I am acquainted with exactly zero people in this world who enjoy moving. That is because moving is awful, especially when it is hot and sticky outside. Once you actually get all your boxes unpacked, you are also left with mountains of cardboard. You have to relearn where your utensils are, which side of the closet is yours, and there is the never-ending question of “is this in the right spot?” You will have to learn where the closest supermarket is, and where your new favorite gas station is located. You will need to find new routes to work, school or even just your favorite parks. All of which can be an exciting adventure for a daring person.

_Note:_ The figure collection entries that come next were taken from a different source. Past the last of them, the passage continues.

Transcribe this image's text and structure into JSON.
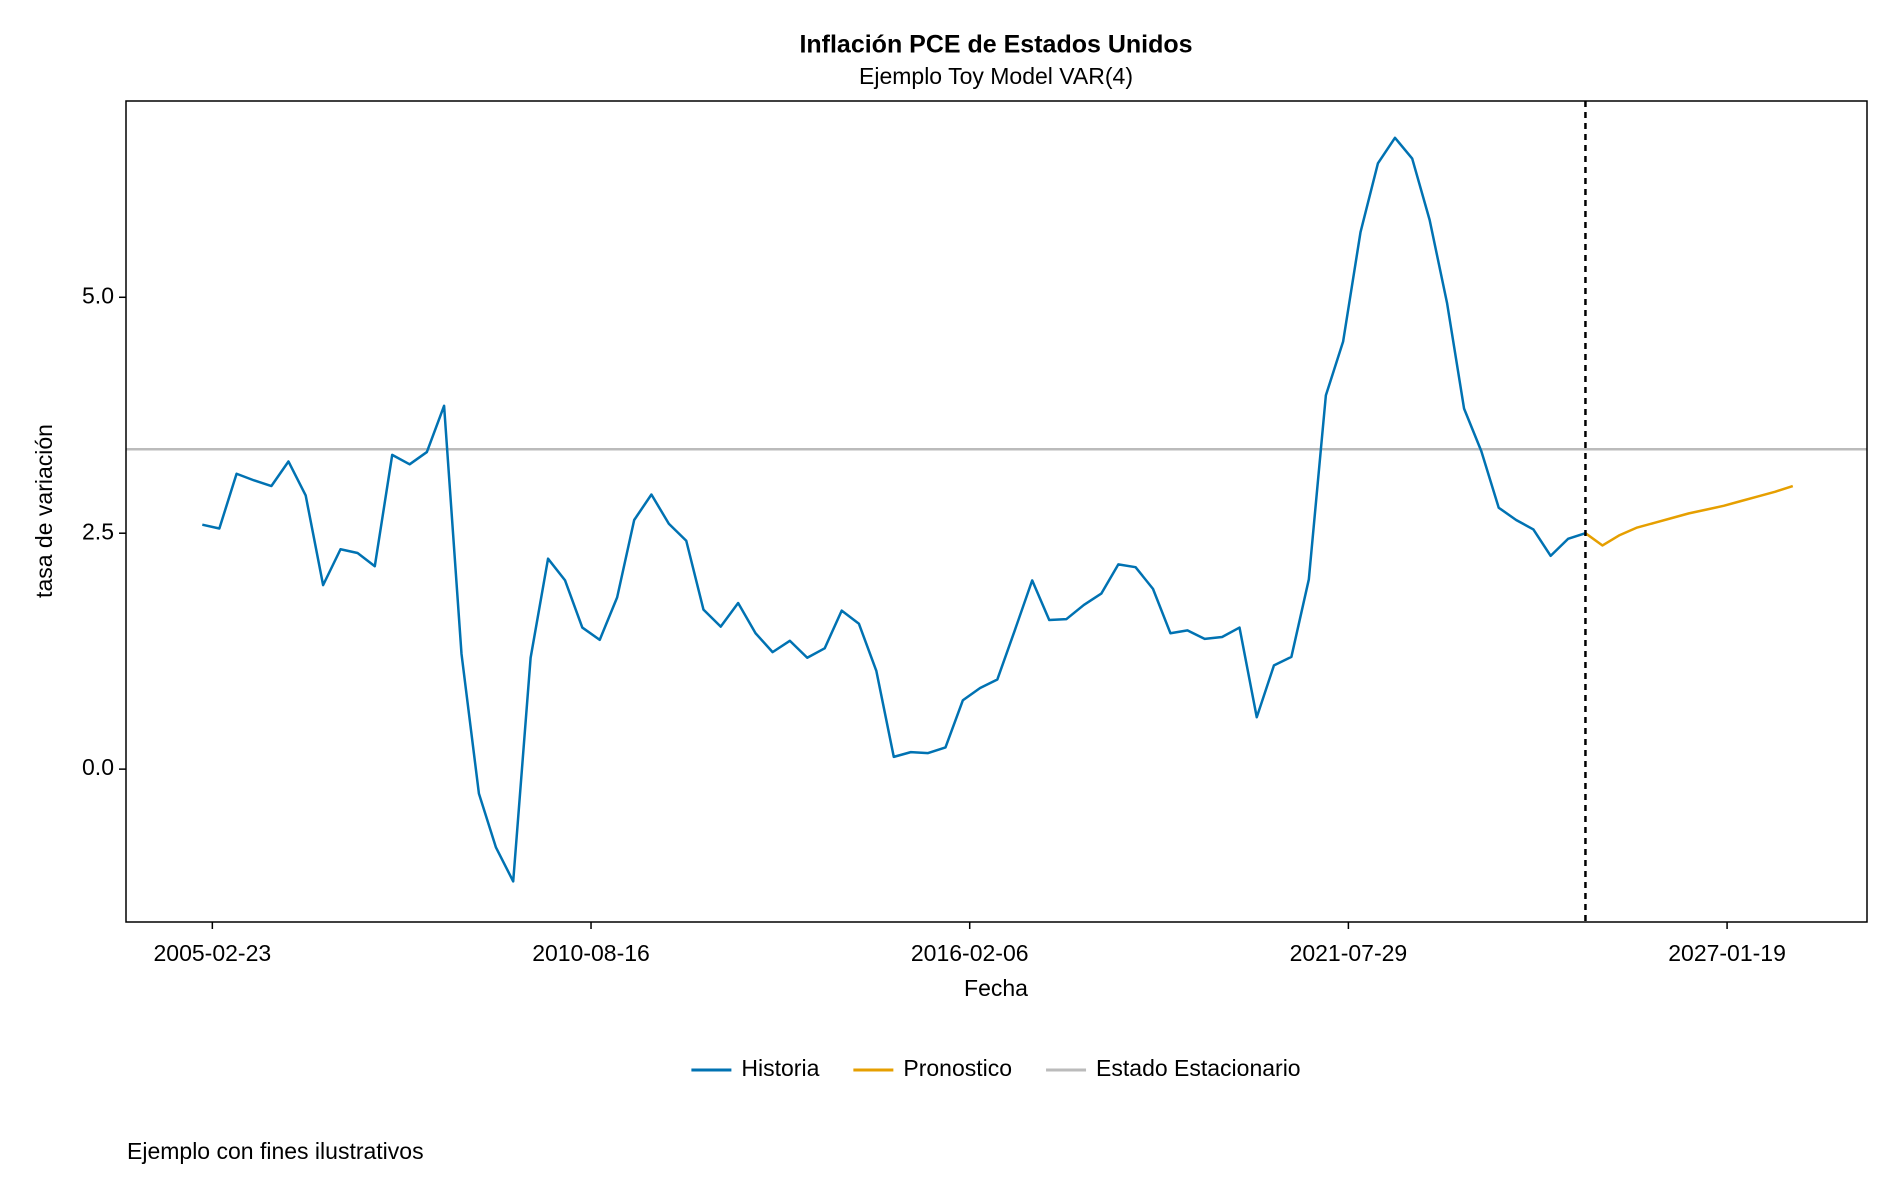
{
  "chart_data": {
    "type": "line",
    "title": "Inflación PCE de Estados Unidos",
    "subtitle": "Ejemplo Toy Model VAR(4)",
    "x_label": "Fecha",
    "y_label": "tasa de variación",
    "caption": "Ejemplo con fines ilustrativos",
    "xlim": [
      "2003-11-25",
      "2029-01-27"
    ],
    "xticks": [
      "2005-02-23",
      "2010-08-16",
      "2016-02-06",
      "2021-07-29",
      "2027-01-19"
    ],
    "ylim": [
      -1.62,
      7.08
    ],
    "yticks": [
      {
        "value": 0,
        "label": "0.0"
      },
      {
        "value": 2.5,
        "label": "2.5"
      },
      {
        "value": 5,
        "label": "5.0"
      }
    ],
    "forecast_start": "2025-01-01",
    "series": [
      {
        "name": "Historia",
        "color": "#0072b2",
        "x": [
          "2005-01-01",
          "2005-04-01",
          "2005-07-01",
          "2005-10-01",
          "2006-01-01",
          "2006-04-01",
          "2006-07-01",
          "2006-10-01",
          "2007-01-01",
          "2007-04-01",
          "2007-07-01",
          "2007-10-01",
          "2008-01-01",
          "2008-04-01",
          "2008-07-01",
          "2008-10-01",
          "2009-01-01",
          "2009-04-01",
          "2009-07-01",
          "2009-10-01",
          "2010-01-01",
          "2010-04-01",
          "2010-07-01",
          "2010-10-01",
          "2011-01-01",
          "2011-04-01",
          "2011-07-01",
          "2011-10-01",
          "2012-01-01",
          "2012-04-01",
          "2012-07-01",
          "2012-10-01",
          "2013-01-01",
          "2013-04-01",
          "2013-07-01",
          "2013-10-01",
          "2014-01-01",
          "2014-04-01",
          "2014-07-01",
          "2014-10-01",
          "2015-01-01",
          "2015-04-01",
          "2015-07-01",
          "2015-10-01",
          "2016-01-01",
          "2016-04-01",
          "2016-07-01",
          "2016-10-01",
          "2017-01-01",
          "2017-04-01",
          "2017-07-01",
          "2017-10-01",
          "2018-01-01",
          "2018-04-01",
          "2018-07-01",
          "2018-10-01",
          "2019-01-01",
          "2019-04-01",
          "2019-07-01",
          "2019-10-01",
          "2020-01-01",
          "2020-04-01",
          "2020-07-01",
          "2020-10-01",
          "2021-01-01",
          "2021-04-01",
          "2021-07-01",
          "2021-10-01",
          "2022-01-01",
          "2022-04-01",
          "2022-07-01",
          "2022-10-01",
          "2023-01-01",
          "2023-04-01",
          "2023-07-01",
          "2023-10-01",
          "2024-01-01",
          "2024-04-01",
          "2024-07-01",
          "2024-10-01",
          "2025-01-01"
        ],
        "values": [
          2.59,
          2.55,
          3.13,
          3.06,
          3.0,
          3.26,
          2.9,
          1.95,
          2.33,
          2.29,
          2.15,
          3.33,
          3.23,
          3.36,
          3.85,
          1.22,
          -0.26,
          -0.83,
          -1.19,
          1.18,
          2.23,
          2.0,
          1.5,
          1.37,
          1.82,
          2.64,
          2.91,
          2.6,
          2.42,
          1.69,
          1.51,
          1.76,
          1.44,
          1.24,
          1.36,
          1.18,
          1.28,
          1.68,
          1.54,
          1.04,
          0.13,
          0.18,
          0.17,
          0.23,
          0.73,
          0.86,
          0.95,
          1.47,
          2.0,
          1.58,
          1.59,
          1.74,
          1.86,
          2.17,
          2.14,
          1.91,
          1.44,
          1.47,
          1.38,
          1.4,
          1.5,
          0.55,
          1.1,
          1.19,
          2.01,
          3.96,
          4.53,
          5.69,
          6.42,
          6.69,
          6.47,
          5.82,
          4.94,
          3.82,
          3.37,
          2.77,
          2.64,
          2.54,
          2.26,
          2.44,
          2.5
        ]
      },
      {
        "name": "Pronostico",
        "color": "#e69f00",
        "x": [
          "2025-01-01",
          "2025-04-01",
          "2025-07-01",
          "2025-10-01",
          "2026-01-01",
          "2026-04-01",
          "2026-07-01",
          "2026-10-01",
          "2027-01-01",
          "2027-04-01",
          "2027-07-01",
          "2027-10-01",
          "2028-01-01"
        ],
        "values": [
          2.5,
          2.37,
          2.48,
          2.56,
          2.61,
          2.66,
          2.71,
          2.75,
          2.79,
          2.84,
          2.89,
          2.94,
          3.0
        ]
      }
    ],
    "reference_lines": [
      {
        "name": "Estado Estacionario",
        "color": "#bbbbbb",
        "value": 3.39
      }
    ]
  }
}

When you are someone who is most stable with routine though, suddenly moving becomes unbearable.
I am that person who thrives on knowing what to expect. I am at my worst when my home life has been disrupted. On my best days, if I can pretend I have some sort of control then my genuinely uneasy nature seems to shake with a little less noise. On my worst days, when there is no chance I can pretend I have any control then I quickly spiral downward. Last week I had an anxiety attack over a refrigerator. Then there was the lack of trash pick-up or any reliable internet service. There was a mailbox situation and a new puppy situation. Our dogs got into a fight, and one left the squabble with stiches. Then as if my body created a physical manifestation of all of my emotional distress- I got sick.
Life piled up quickly. I thought I wanted a break from blogging to keep putting out the metaphorical fires that were surrounding my every day. I thought I needed to be away to plot my new schedule, my new life. But, I was actually consumed. I got lost in the haze of my routine shifting. I do not deal with change easily. I am so much more stable than I previously was that it is easy to lose sight of this fact. I want to be the person who is perfectly fine with change. And in some places I can be. The overwhelming majority of the time though, this is simply an elaborate lie I tell myself I can accomplish.

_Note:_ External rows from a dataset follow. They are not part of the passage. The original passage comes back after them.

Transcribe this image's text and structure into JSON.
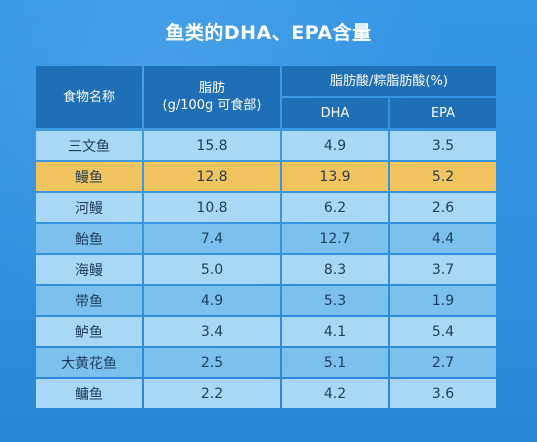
{
  "title": "鱼类的DHA、EPA含量",
  "table": {
    "header": {
      "name": "食物名称",
      "fat_line1": "脂肪",
      "fat_line2": "(g/100g 可食部)",
      "ratio": "脂肪酸/粽脂肪酸(%)",
      "dha": "DHA",
      "epa": "EPA"
    },
    "rows": [
      {
        "name": "三文鱼",
        "fat": "15.8",
        "dha": "4.9",
        "epa": "3.5"
      },
      {
        "name": "鳗鱼",
        "fat": "12.8",
        "dha": "13.9",
        "epa": "5.2",
        "highlight": true
      },
      {
        "name": "河鳗",
        "fat": "10.8",
        "dha": "6.2",
        "epa": "2.6"
      },
      {
        "name": "鲐鱼",
        "fat": "7.4",
        "dha": "12.7",
        "epa": "4.4"
      },
      {
        "name": "海鳗",
        "fat": "5.0",
        "dha": "8.3",
        "epa": "3.7"
      },
      {
        "name": "带鱼",
        "fat": "4.9",
        "dha": "5.3",
        "epa": "1.9"
      },
      {
        "name": "鲈鱼",
        "fat": "3.4",
        "dha": "4.1",
        "epa": "5.4"
      },
      {
        "name": "大黄花鱼",
        "fat": "2.5",
        "dha": "5.1",
        "epa": "2.7"
      },
      {
        "name": "鳙鱼",
        "fat": "2.2",
        "dha": "4.2",
        "epa": "3.6"
      }
    ]
  },
  "colors": {
    "header": "#1f6fb7",
    "row_light": "#a9d8f7",
    "row_dark": "#7cc0ee",
    "highlight": "#f2c45e"
  }
}
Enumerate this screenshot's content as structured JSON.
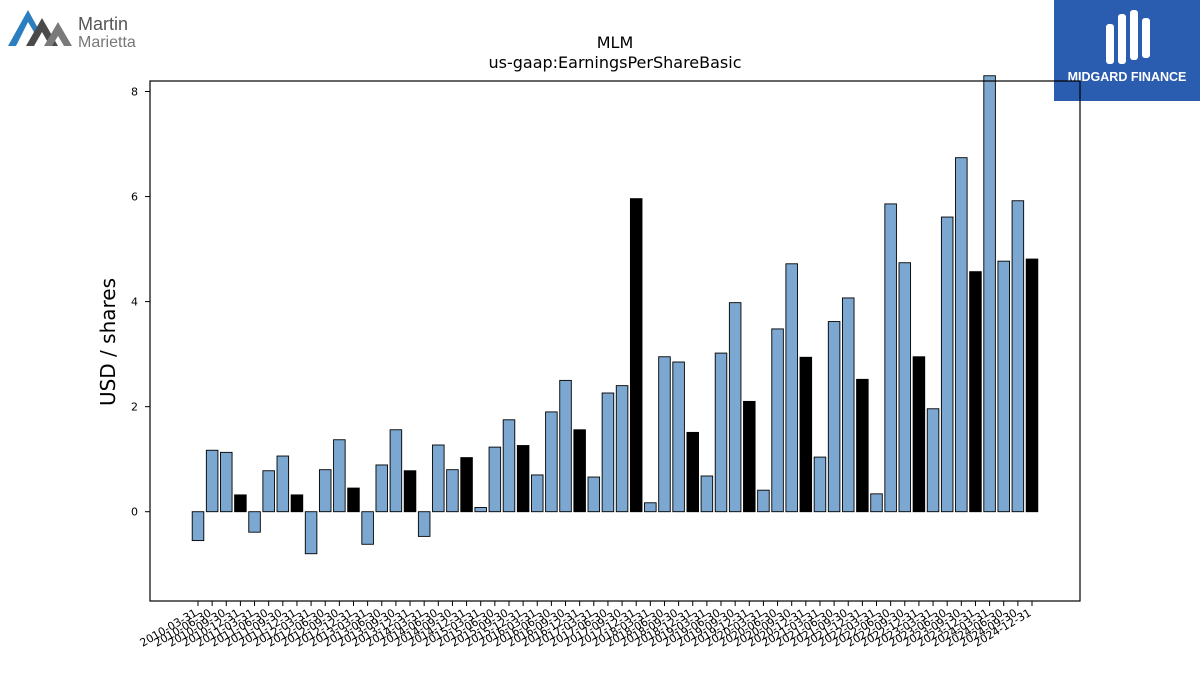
{
  "logos": {
    "left_line1": "Martin",
    "left_line2": "Marietta",
    "right_text": "MIDGARD FINANCE"
  },
  "colors": {
    "quarter_bar": "#7ba7d0",
    "annual_bar": "#000000",
    "bar_edge": "#000000",
    "right_logo_bg": "#2a5cb0"
  },
  "chart_data": {
    "type": "bar",
    "title": "MLM",
    "subtitle": "us-gaap:EarningsPerShareBasic",
    "xlabel": "",
    "ylabel": "USD / shares",
    "ylim": [
      -1.7,
      8.2
    ],
    "yticks": [
      0,
      2,
      4,
      6,
      8
    ],
    "grid": false,
    "categories": [
      "2010-03-31",
      "2010-06-30",
      "2010-09-30",
      "2010-12-31",
      "2011-03-31",
      "2011-06-30",
      "2011-09-30",
      "2011-12-31",
      "2012-03-31",
      "2012-06-30",
      "2012-09-30",
      "2012-12-31",
      "2013-03-31",
      "2013-06-30",
      "2013-09-30",
      "2013-12-31",
      "2014-03-31",
      "2014-06-30",
      "2014-09-30",
      "2014-12-31",
      "2015-03-31",
      "2015-06-30",
      "2015-09-30",
      "2015-12-31",
      "2016-03-31",
      "2016-06-30",
      "2016-09-30",
      "2016-12-31",
      "2017-03-31",
      "2017-06-30",
      "2017-09-30",
      "2017-12-31",
      "2018-03-31",
      "2018-06-30",
      "2018-09-30",
      "2018-12-31",
      "2019-03-31",
      "2019-06-30",
      "2019-09-30",
      "2019-12-31",
      "2020-03-31",
      "2020-06-30",
      "2020-09-30",
      "2020-12-31",
      "2021-03-31",
      "2021-06-30",
      "2021-09-30",
      "2021-12-31",
      "2022-03-31",
      "2022-06-30",
      "2022-09-30",
      "2022-12-31",
      "2023-03-31",
      "2023-06-30",
      "2023-09-30",
      "2023-12-31",
      "2024-03-31",
      "2024-06-30",
      "2024-09-30",
      "2024-12-31"
    ],
    "values": [
      -0.55,
      1.17,
      1.13,
      0.32,
      -0.39,
      0.78,
      1.06,
      0.32,
      -0.8,
      0.8,
      1.37,
      0.45,
      -0.62,
      0.89,
      1.56,
      0.78,
      -0.47,
      1.27,
      0.8,
      1.03,
      0.08,
      1.23,
      1.75,
      1.26,
      0.7,
      1.9,
      2.5,
      1.56,
      0.66,
      2.26,
      2.4,
      5.96,
      0.17,
      2.95,
      2.85,
      1.51,
      0.68,
      3.02,
      3.98,
      2.1,
      0.41,
      3.48,
      4.72,
      2.94,
      1.04,
      3.62,
      4.07,
      2.52,
      0.34,
      5.86,
      4.74,
      2.95,
      1.96,
      5.61,
      6.74,
      4.57,
      8.3,
      4.77,
      5.92,
      4.81
    ],
    "annual_flags": [
      false,
      false,
      false,
      true,
      false,
      false,
      false,
      true,
      false,
      false,
      false,
      true,
      false,
      false,
      false,
      true,
      false,
      false,
      false,
      true,
      false,
      false,
      false,
      true,
      false,
      false,
      false,
      true,
      false,
      false,
      false,
      true,
      false,
      false,
      false,
      true,
      false,
      false,
      false,
      true,
      false,
      false,
      false,
      true,
      false,
      false,
      false,
      true,
      false,
      false,
      false,
      true,
      false,
      false,
      false,
      true,
      false,
      false,
      false,
      true
    ]
  }
}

I wrote so many blogs. With each potential post, I got further and further away from what I actually wanted to write about. I delved into theories of growing up, to all the reasons I should not be blogging right now. It was a vicious cycle I created for myself instead of admitting I was drowning. I pride my blog on being an honest representation of where I am at in life, but how do I admit that to my readers when I cannot even admit it to myself? This blog post is my first step towards confessing that truth with myself. I am not handling the change in the effortless, whimsical way that my imagination wants me to believe. Rivers of choked sobs have escaped, while I struggled to breathe and angry, red blotches formed against my face. I have attempted to pick fights with my husband, if he would only enable my righteousness, because anger feels stronger than fear. The pressure to start a new life has been enormous.

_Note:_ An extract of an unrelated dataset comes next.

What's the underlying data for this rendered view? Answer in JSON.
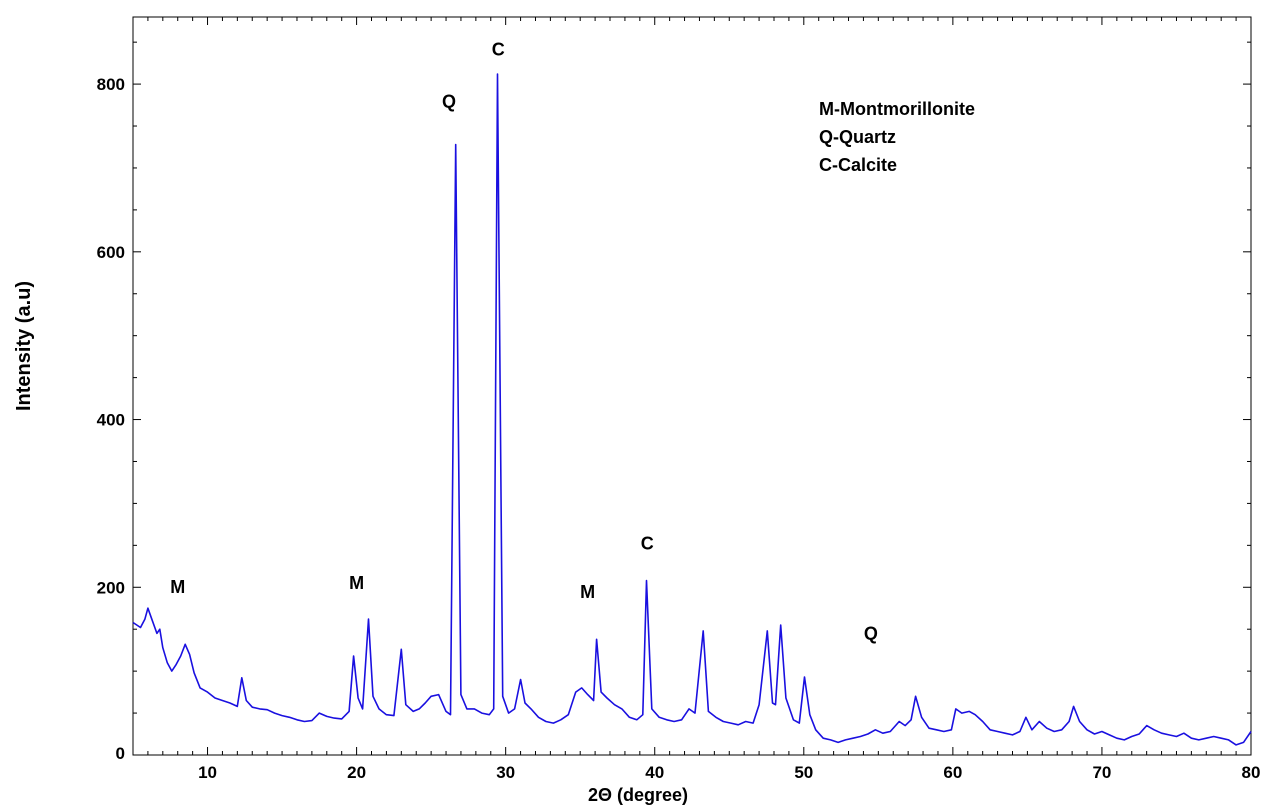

I know this move was the right choice to make. We bought our first house. A house I adore, in a town I love. It is removed from the city, and my kid has land to roam. We have room to grow. It is difficult to admit, but it took me getting so sick that even walking to the bathroom felt like an immense expenditure of energy for me to find my peace.
I did not put out a blog sooner because nothing felt authentic enough. Nothing felt raw enough. I was not willing to peel back my layers and examine why I felt so out of control. It felt so superficial to simply say “I do not deal with change well.” But feelings do not always make sense. For me, this is especially true. Change is hard because it feels vulnerable, it feels unsafe. I wish I could accurately portray how simple boxes piling up made me feel completely out of control. Every fiber of my being hummed with anxiety. My entire body felt restless as the mountains of cardboard grew higher and higher. My compulsions to make everything perfect, to make it feel like the home-y organized chaos I love ardently, drove me to madness.
It gets easier when you admit what is wrong. My new routine begins to emerge more clearly when the fog of obsession lifts itself. I am not forgetting to take my medication until half the day is gone. I know where most of the dishes are. I have survived a toddler spread zombie virus. I am settling in. The further I am from feeling the change, the easier it is to breathe. But fuck, moving sucks.